Mü’minlerden öyle yiğitler vardır ki Allah’a verdikleri sözü yerine getirip sadâkatlerini ispat ettiler. Diğerleri de sıranın kendilerine gelmesini beklemektedirler.
- Kur’an-ı Kerim’de iman kuvveti ve Allah’a teslimiyet sayesinde asla sarsıntı yaşamayan mü’minler sena edilmekte; ezcümle şöyle denmektedir:
الَّذِينَ قَالَ لَهُمُ النَّاسُ إِنَّ النَّاسَ قَدْ جَمَعُوا لَكُمْ فَاخْشَوْهُمْ فَزَادَهُمْ إِيمَانًا وَقَالُوا حَسْبُنَا اللَّهُ وَنِعْمَ الْوَكِيلُ
“Onlar öyle kimselerdir ki halk kendilerine, ‘Düşmanlarınız olan insanlar size karşı ordu hazırladılar, aman onlardan kendinizi koruyun!’ dediklerinde, bu tehdit onların imanlarını artırmış ve ‘Hasbunallah ve ni’me’l-vekil – Allah bize yeter. O ne güzel vekildir!’ demişlerdir.” (Âl-i İmrân, 3/173) - Kur’an-ı Kerim, kâmil mü’minlerin sadâkatini şu ilahî beyanla da adeta destanlaştırmaktadır:
مِنَ الْمُؤْمِنِينَ رِجَالٌ صَدَقُوا مَا عَاهَدُوا اللّٰهَ عَلَيْهِ فَمِنْهُمْ مَنْ قَضَى نَحْبَهُ وَمِنْهُمْ مَنْ يَنْتَظِرُ وَمَا بَدَّلُوا تَبْدِيلاً
“Mü’minlerden öyle yiğitler vardır ki Allah’a verdikleri sözü yerine getirip sadâkatlerini ispat ettiler. Onlardan kimi adağını ödedi, canını verdi; kimi de şehitliği (sıranın kendisine gelmesini) gözlemektedir. Onlar verdikleri sözü asla değiştirmediler.” (Ahzâb, 33/23) - Evet, bazıları verdikleri sözün gereğini yerine getirdi, bazıları da beklemeye durdular: “Acaba bize ne zaman sıra gelir?!.” Ashâb-ı Kirâm dönemi itibarıyla, insanlar, Mus’ab bin Umeyr, Abdullah ibn-i Cahş, Sa’d ibn-i Rebi’, Mikdat bin Amr gibi sahabîlerin, atlarını mahmuzlayıp adeta ateşin üzerine sürüyor gibi yiğitçe gittiklerini görünce “Acaba bize ne zaman sıra gelir?” dediler. Bu “Bize ne zaman sıra gelir?!.” düşüncesi, kıyamete kadar, o rehberlerin arkasında yürüdüğüne inanan insanların genel mülahazasıdır.

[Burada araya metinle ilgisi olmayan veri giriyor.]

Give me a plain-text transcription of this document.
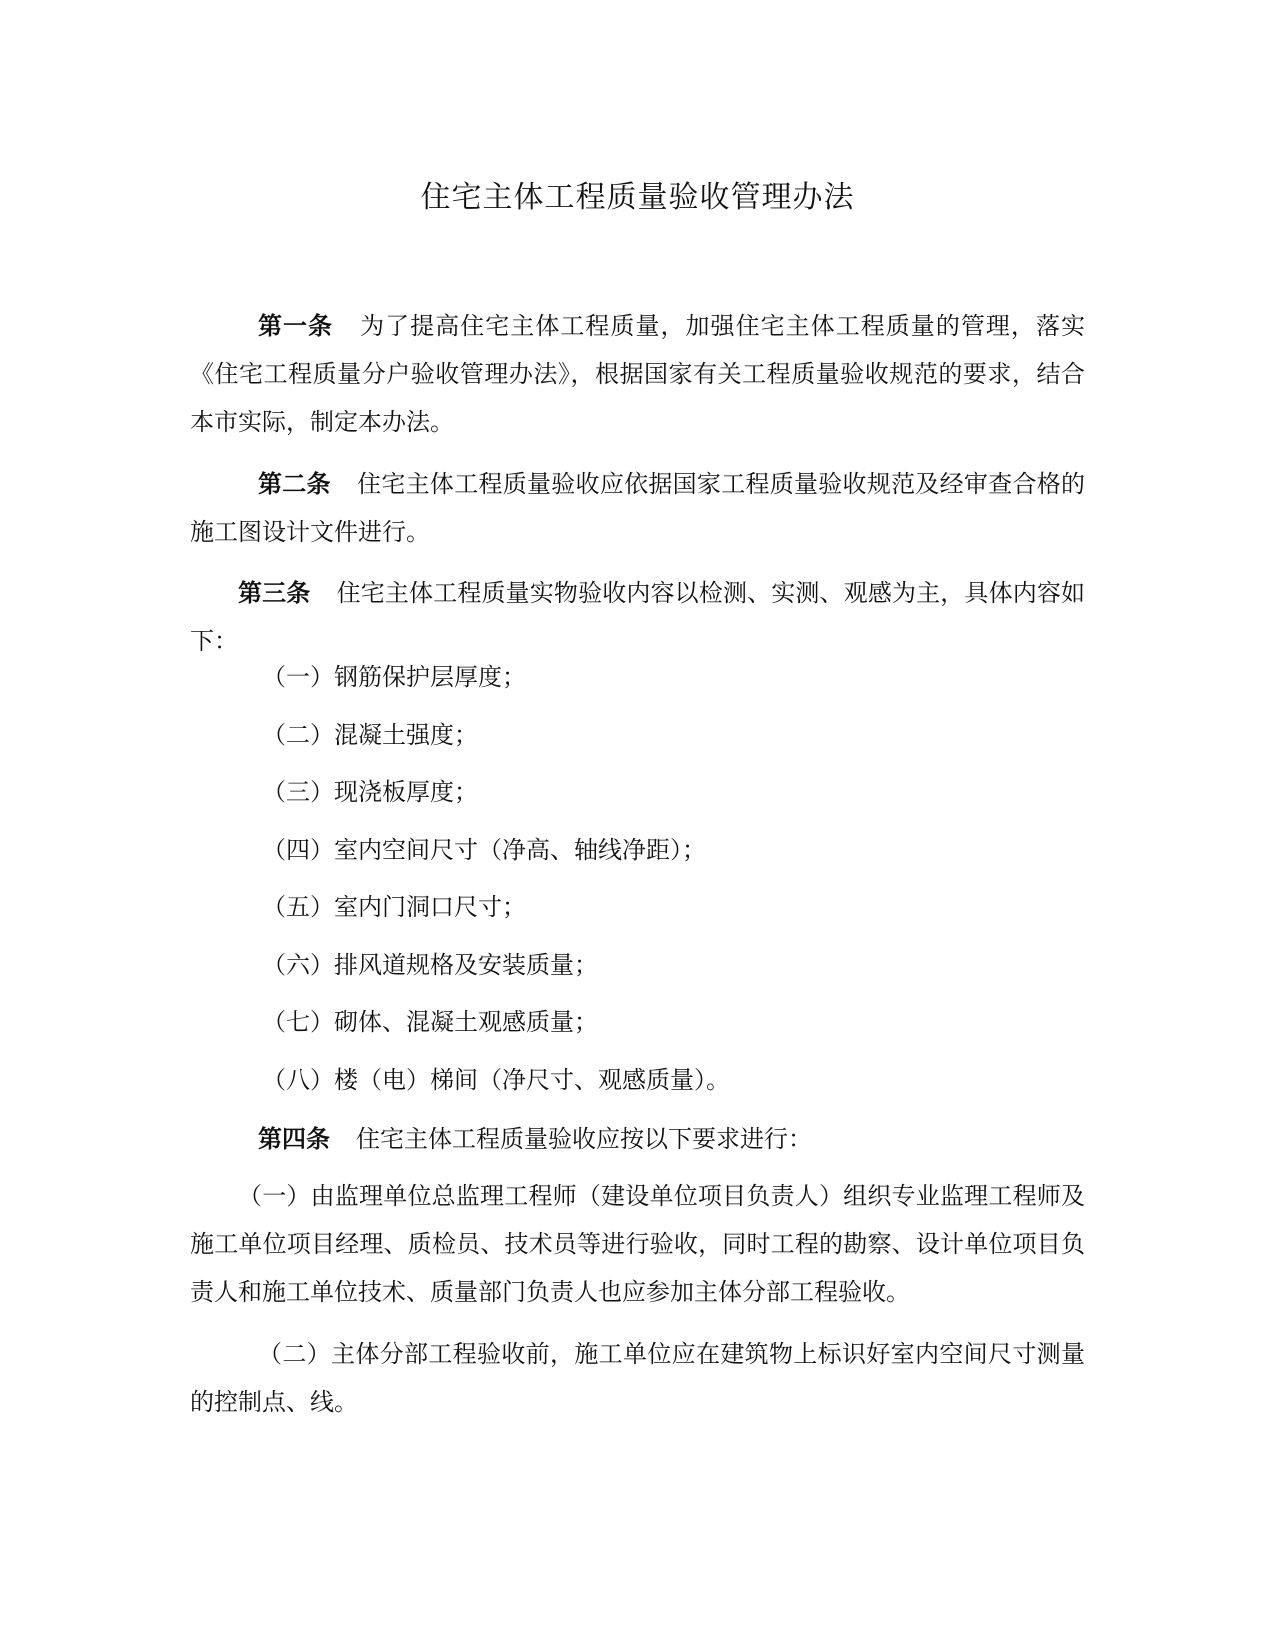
住宅主体工程质量验收管理办法
第一条 为了提高住宅主体工程质量，加强住宅主体工程质量的管理，落实《住宅工程质量分户验收管理办法》，根据国家有关工程质量验收规范的要求，结合本市实际，制定本办法。
第二条 住宅主体工程质量验收应依据国家工程质量验收规范及经审查合格的施工图设计文件进行。
第三条 住宅主体工程质量实物验收内容以检测、实测、观感为主，具体内容如下：
（一）钢筋保护层厚度；
（二）混凝土强度；
（三）现浇板厚度；
（四）室内空间尺寸（净高、轴线净距）；
（五）室内门洞口尺寸；
（六）排风道规格及安装质量；
（七）砌体、混凝土观感质量；
（八）楼（电）梯间（净尺寸、观感质量）。
第四条 住宅主体工程质量验收应按以下要求进行：
（一）由监理单位总监理工程师（建设单位项目负责人）组织专业监理工程师及施工单位项目经理、质检员、技术员等进行验收，同时工程的勘察、设计单位项目负责人和施工单位技术、质量部门负责人也应参加主体分部工程验收。
（二）主体分部工程验收前，施工单位应在建筑物上标识好室内空间尺寸测量的控制点、线。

Cennet, Rüyet, Rıza ve Rıdvan yolunda, değil sair musibet, ölüm de cana minnet!..
- Hazreti Câbir şöyle anlatır: “Uhud günü babam yüzü örtülü olarak getirilmişti. Üzerindeki örtüyü kaldırdım. Müşrikler, burnunu ve kulağını kesmişler ve onu tanınmaz hâle sokmuşlardı. Kendimi tutamayarak ağladım! O sırada halam Fâtıma da geldi. Feryat edip ağlamaya başladı. Onu teselli etmek için Rasûlullah şöyle buyurdu: Ne diye ağlıyorsun?! O şehit kaldırılıncaya kadar melekler onu kanatlarıyla gölgelendirmekten geri durmadılar.” Peygamberimiz, Hazreti Abdullah’ın Amr bin Cemuh’la (radıyallahu anhüm ecmaîn) birlikte defnedilmesini emretmiş, “Bunlar hayattayken birbirlerini seven en iyi iki dosttu.” buyurmuştu.

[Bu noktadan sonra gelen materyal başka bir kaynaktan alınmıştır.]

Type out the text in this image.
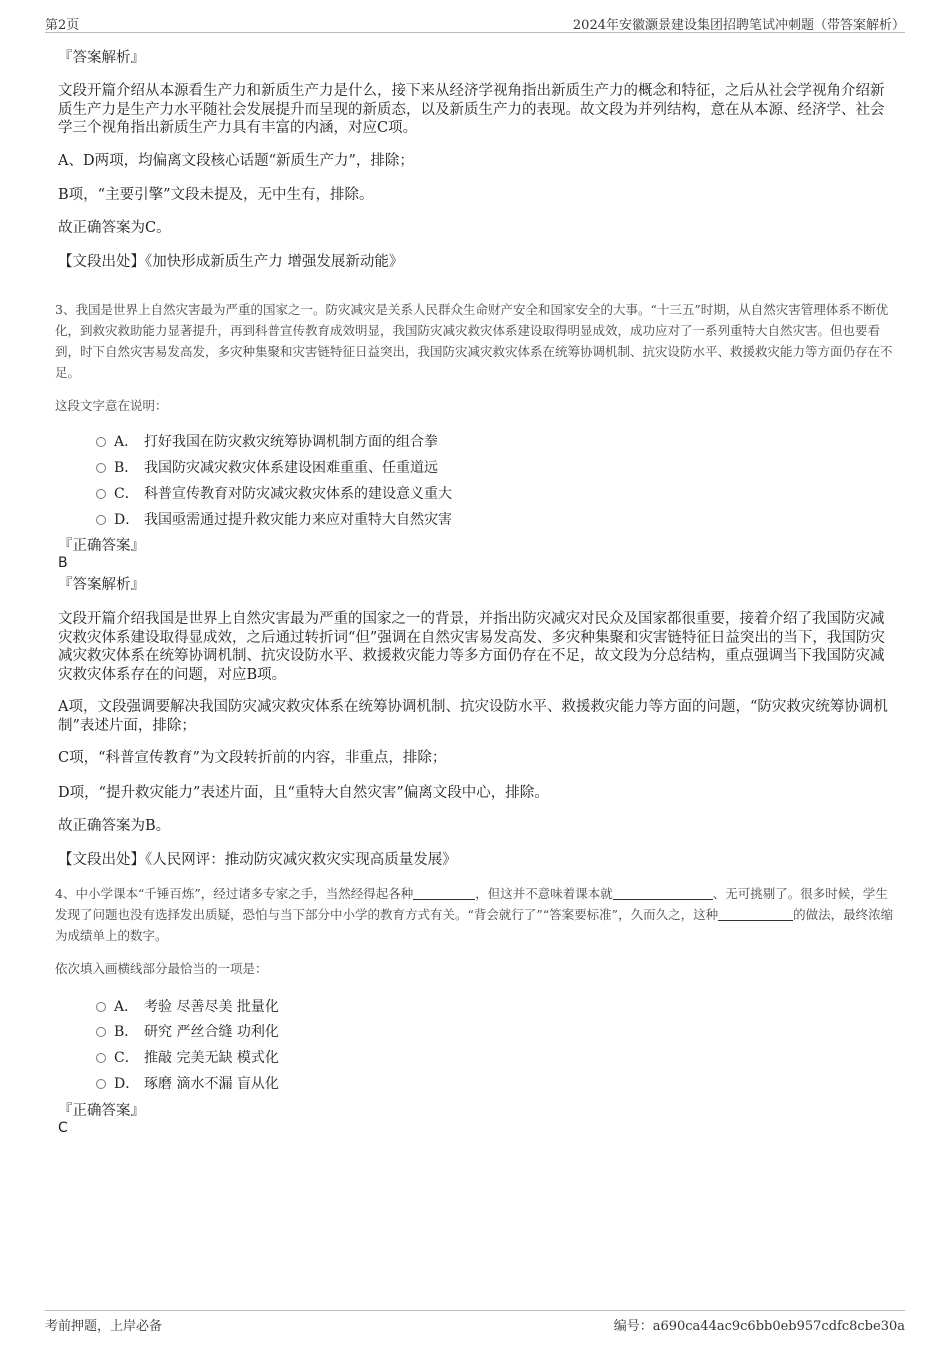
第2页	2024年安徽灏景建设集团招聘笔试冲刺题（带答案解析）
『答案解析』
文段开篇介绍从本源看生产力和新质生产力是什么，接下来从经济学视角指出新质生产力的概念和特征，之后从社会学视角介绍新质生产力是生产力水平随社会发展提升而呈现的新质态，以及新质生产力的表现。故文段为并列结构，意在从本源、经济学、社会学三个视角指出新质生产力具有丰富的内涵，对应C项。
A、D两项，均偏离文段核心话题“新质生产力”，排除；
B项，“主要引擎”文段未提及，无中生有，排除。
故正确答案为C。
【文段出处】《加快形成新质生产力 增强发展新动能》
3、我国是世界上自然灾害最为严重的国家之一。防灾减灾是关系人民群众生命财产安全和国家安全的大事。“十三五”时期，从自然灾害管理体系不断优化，到救灾救助能力显著提升，再到科普宣传教育成效明显，我国防灾减灾救灾体系建设取得明显成效，成功应对了一系列重特大自然灾害。但也要看到，时下自然灾害易发高发，多灾种集聚和灾害链特征日益突出，我国防灾减灾救灾体系在统筹协调机制、抗灾设防水平、救援救灾能力等方面仍存在不足。
这段文字意在说明：
A． 打好我国在防灾救灾统筹协调机制方面的组合拳
B． 我国防灾减灾救灾体系建设困难重重、任重道远
C． 科普宣传教育对防灾减灾救灾体系的建设意义重大
D． 我国亟需通过提升救灾能力来应对重特大自然灾害
『正确答案』
B
『答案解析』
文段开篇介绍我国是世界上自然灾害最为严重的国家之一的背景，并指出防灾减灾对民众及国家都很重要，接着介绍了我国防灾减灾救灾体系建设取得显成效，之后通过转折词“但”强调在自然灾害易发高发、多灾种集聚和灾害链特征日益突出的当下，我国防灾减灾救灾体系在统筹协调机制、抗灾设防水平、救援救灾能力等多方面仍存在不足，故文段为分总结构，重点强调当下我国防灾减灾救灾体系存在的问题，对应B项。
A项，文段强调要解决我国防灾减灾救灾体系在统筹协调机制、抗灾设防水平、救援救灾能力等方面的问题，“防灾救灾统筹协调机制”表述片面，排除；
C项，“科普宣传教育”为文段转折前的内容，非重点，排除；
D项，“提升救灾能力”表述片面，且“重特大自然灾害”偏离文段中心，排除。
故正确答案为B。
【文段出处】《人民网评：推动防灾减灾救灾实现高质量发展》
4、中小学课本“千锤百炼”，经过诸多专家之手，当然经得起各种	，但这并不意味着课本就	、无可挑剔了。很多时候，学生发现了问题也没有选择发出质疑，恐怕与当下部分中小学的教育方式有关。“背会就行了”“答案要标准”，久而久之，这种	的做法，最终浓缩为成绩单上的数字。
依次填入画横线部分最恰当的一项是：
A． 考验 尽善尽美 批量化
B． 研究 严丝合缝 功利化
C． 推敲 完美无缺 模式化
D． 琢磨 滴水不漏 盲从化
『正确答案』
C
考前押题，上岸必备	编号：a690ca44ac9c6bb0eb957cdfc8cbe30a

- Bir gün İnsanlığın İftihar Tablosu, Câbir bin Abdullah’ı mahzun görmüştü: “Ey Câbir, ne oldu sana? Seni üzgün ve kalbi kırılmış görüyorum.” dedi. Hazreti Câbir de “Ey Allah’ın Rasûlü, babam şehit oldu!” dedi. Bunun üzerine Peygamberimiz şu müjdeyi verdi: “Baban şehit olunca Allah onu huzuruna aldı ve ona ‘Ey kulum, dile Benden, dilediğini sana ihsan edeyim!’ buyurdu. Baban da ‘Ya Rabbî, ben Sana hakkıyla kulluk edemedim. Beni dünyaya geri göndermeni, Peygamberimin yanında savaşıp Senin uğrunda bir kere daha şehit olmayı dilerim!’ dedi. Allah da, ‘Ben şehitlerin geri dönmeyeceklerine hükmettim.’ buyurdu. Sonra baban ‘Öyleyse ya Rabbî, bunu geride kalanlara ulaştır.’ deyince Cenâb-ı Hak onun isteğini kabul buyurdu.” Bu hadise üzerine şehitlerle ilgili âyet-i kerimeler vahyolundu.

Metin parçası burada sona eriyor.